No more free products on the internet? Not necessarily, but each time they will be fewer and of worse quality. “What is happening now is normal, it had to come sooner or later,” says Rodrigo Miranda, general director of the Higher Institute for Internet Development (ISDI). “Massive business models based on technology with very small margins per user are based on having, first, volume, and second, on monetizing it,” he explains. That is the base of the models freemium (contraction of freefree, and premium, of superior quality), in which 95% of users access for free and 5% paying, to later try to expand the second group as much as possible. Or the 100% free platforms, as many social networks have been until now, which suddenly start charging for their services.
If that jump has not occurred before, it has been because capital was flowing. “In recent years, there was so much money in the market that many have lived on large rounds of financing. In the end you lived on what they gave you to do crazy things. Digital businesses were growing so much that there was no need to think of other formulas”, says José Carlos Cortizo, head of marketing at the digital strategy consultancy Product Hackers.
The other key that explains why social networks like Twitter or Instagram have decided to charge for their services is that people are willing to pay. “Users have already gotten used to these platforms solving their day-to-day problems, so the barrier to spending money on these services is relatively low,” adds Miranda.
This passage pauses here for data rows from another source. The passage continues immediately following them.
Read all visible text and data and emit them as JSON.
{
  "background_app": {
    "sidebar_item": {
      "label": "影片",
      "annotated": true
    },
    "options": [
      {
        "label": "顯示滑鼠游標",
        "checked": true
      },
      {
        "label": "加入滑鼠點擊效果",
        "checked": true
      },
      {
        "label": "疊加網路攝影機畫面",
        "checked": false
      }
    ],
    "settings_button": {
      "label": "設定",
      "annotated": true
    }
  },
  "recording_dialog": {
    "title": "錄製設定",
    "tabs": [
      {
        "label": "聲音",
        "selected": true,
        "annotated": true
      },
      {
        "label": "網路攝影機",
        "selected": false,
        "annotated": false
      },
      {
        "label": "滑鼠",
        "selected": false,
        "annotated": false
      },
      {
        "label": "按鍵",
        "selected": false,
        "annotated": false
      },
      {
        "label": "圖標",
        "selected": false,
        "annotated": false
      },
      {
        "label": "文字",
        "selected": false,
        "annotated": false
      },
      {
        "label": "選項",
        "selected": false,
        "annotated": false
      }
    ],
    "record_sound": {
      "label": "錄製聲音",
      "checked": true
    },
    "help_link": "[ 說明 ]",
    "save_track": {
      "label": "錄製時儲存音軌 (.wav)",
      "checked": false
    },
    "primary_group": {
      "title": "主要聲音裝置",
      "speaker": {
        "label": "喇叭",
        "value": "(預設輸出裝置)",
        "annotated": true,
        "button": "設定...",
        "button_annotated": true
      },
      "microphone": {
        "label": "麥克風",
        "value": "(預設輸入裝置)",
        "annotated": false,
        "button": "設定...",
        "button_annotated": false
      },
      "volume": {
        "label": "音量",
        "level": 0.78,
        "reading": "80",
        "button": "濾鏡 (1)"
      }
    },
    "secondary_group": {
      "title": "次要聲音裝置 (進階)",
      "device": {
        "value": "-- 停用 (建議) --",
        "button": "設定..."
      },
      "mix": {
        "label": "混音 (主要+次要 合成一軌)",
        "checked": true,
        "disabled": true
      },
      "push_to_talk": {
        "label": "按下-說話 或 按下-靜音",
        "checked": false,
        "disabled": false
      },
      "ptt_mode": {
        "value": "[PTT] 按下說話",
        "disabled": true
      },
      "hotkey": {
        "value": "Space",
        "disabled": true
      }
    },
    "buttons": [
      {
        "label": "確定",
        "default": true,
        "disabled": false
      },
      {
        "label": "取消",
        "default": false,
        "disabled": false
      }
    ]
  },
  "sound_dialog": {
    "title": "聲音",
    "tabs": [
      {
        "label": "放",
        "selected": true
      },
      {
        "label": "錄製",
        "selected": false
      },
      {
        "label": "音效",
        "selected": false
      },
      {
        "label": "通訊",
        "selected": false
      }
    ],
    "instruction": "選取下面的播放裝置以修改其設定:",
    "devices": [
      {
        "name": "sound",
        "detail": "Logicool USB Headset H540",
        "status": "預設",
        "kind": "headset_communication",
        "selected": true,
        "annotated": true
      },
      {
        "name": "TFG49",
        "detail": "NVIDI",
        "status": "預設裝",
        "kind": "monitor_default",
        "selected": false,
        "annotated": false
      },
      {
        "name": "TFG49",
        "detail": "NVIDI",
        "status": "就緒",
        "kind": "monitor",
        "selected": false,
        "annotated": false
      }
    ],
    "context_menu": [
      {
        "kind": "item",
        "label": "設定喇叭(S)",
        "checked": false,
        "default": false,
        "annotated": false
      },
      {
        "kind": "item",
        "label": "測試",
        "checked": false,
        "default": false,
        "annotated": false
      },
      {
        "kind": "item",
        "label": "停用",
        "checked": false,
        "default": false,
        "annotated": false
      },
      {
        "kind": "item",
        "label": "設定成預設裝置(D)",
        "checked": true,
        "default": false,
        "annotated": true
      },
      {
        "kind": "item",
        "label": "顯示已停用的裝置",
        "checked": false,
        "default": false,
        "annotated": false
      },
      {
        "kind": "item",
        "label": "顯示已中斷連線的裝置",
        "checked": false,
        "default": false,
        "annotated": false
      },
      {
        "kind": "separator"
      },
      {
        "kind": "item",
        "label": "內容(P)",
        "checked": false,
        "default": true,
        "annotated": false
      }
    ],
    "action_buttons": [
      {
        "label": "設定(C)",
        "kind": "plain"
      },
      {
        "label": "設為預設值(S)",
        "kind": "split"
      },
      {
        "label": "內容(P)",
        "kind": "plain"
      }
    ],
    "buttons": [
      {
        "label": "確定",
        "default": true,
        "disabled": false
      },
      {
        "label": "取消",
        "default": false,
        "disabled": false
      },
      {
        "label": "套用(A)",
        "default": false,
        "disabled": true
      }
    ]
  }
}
“The Internet has matured enough to make it viable, and increasingly common, to monetize projects of all kinds,” says Cortizo. Social networks are not the only ones that have jumped on the bandwagon. ChatGPT, the OpenAI conversational tool that has put all the spotlights on generative artificial intelligence thanks to its free beta version, has also announced the launch of a subscription to access improvements. Will we end up seeing paid search engines? It cannot be ruled out, especially if the race to integrate intelligent chatbots prospers, as Microsoft and Google are doing.
Adjustments in technology
The big tech companies have started 2023 the same way they ended 2022: laying off. Staff adjustments number in the tens of thousands after the five giants (Alphabet, Amazon, Apple, Meta and Microsoft) doubled their workforce in the last three years. Increased consumption of digital products, fueled largely by the pandemic, caused excess optimism in Silicon Valley. Its benefits have contracted, and the response has been to touch employment.
Curiously, it was also Elon Musk who opened the ban on layoffs, striking down more than half of the Twitter workers shortly after taking over the controls of the company. A businessman who was enriched and exalted for manufacturing electric cars or space rockets was the one who initiated the employment adjustments among the technology companies and later launched a subscription model on a social network with hardly any income. For now, Meta has seconded him, perhaps seeing there a way to compensate for the unsuccessful investment in the metaverse for now and the fall in his advertising business.
Paying to use a social network is not new. LinkedIn has been offering that option for some time, and it’s doing well. “OnlyFans, too. If you want qualified and segmented content, and get rid of trolls or people you don’t want to see, subscription models are the way”, says Miranda. Demanding money for a service that has been offered for free for years is, at least, daring. As is also offering less security to those who do not pay, as is the case with Twitter. “You have to try to encourage subscriptions because what you get in return is better, not because what you already had gets worse,” says the director of ISDI.
If other social networks decide to follow those that are charging their users, if other services up to now are no longer free, an unprecedented scenario will open up. The entire internet will compete for the out-of-pocket fee, for being part of the monthly expenses of users who already pay to read the newspaper, listen to music or watch series. Will they also do it to show photos of their vacations?